Thursday, 13 May 2010: 10:15 AM
Tucson Salon A-C (JW MArriott Starr Pass Resort)
The realistic representation of tropical convection in our global atmospheric models is a long-standing grand challenge for numerical weather forecasts and global climate predictions. Our lack of fundamental knowledge and practical capabilities in this area leaves us disadvantaged in modeling and predicting prominent phenomena of the tropical atmosphere such as the ITCZ, ENSO, monsoons and their active/break periods, the MJO, subtropical stratus decks, near-surface ocean properties, tropical cyclones, and even the diurnal cycle. To address this the challenge of tropical convection, WCRP and WWRP/THORPEX are conducting a joint research activity consisting coordinated observing, modeling and forecasting of organized tropical convection.

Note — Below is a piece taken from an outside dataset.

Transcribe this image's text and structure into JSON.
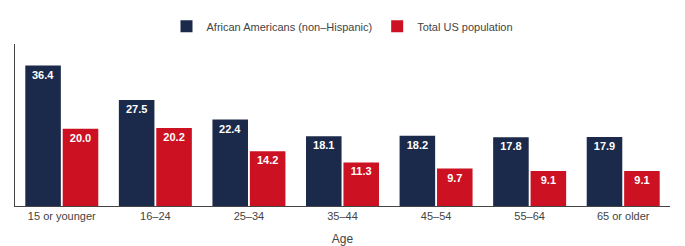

The timing, focus year approach and integrated framework of this effort is intended to exploit the vast amounts of existing observations, the expanding computational resources and the development of new, high-resolution modeling frameworks, with the objective of advancing the characterization, diagnosis, modeling, parameterization and prediction of multi-scale convective/dynamic interactions, including the two-way interaction between tropical and extra-tropical weather/climate. The target time frame for scientific focus is May 2008 to April 2010, and was chosen as a period that would leverage the most benefit from recent investments in Earth Science infrastructure and overlapping programmatic activities (e.g., AMY, T-PARC). Specific areas of emphasis identified in YOTC are: 1) MJO and convectively coupled waves, 2) diurnal cycle, 3) easterly waves and tropical cyclones, 4) tropical-extratropical interactions, and 5) monsoon. This presentation will describe the current status of YOTC's science and implementation plans, available resources and research agenda.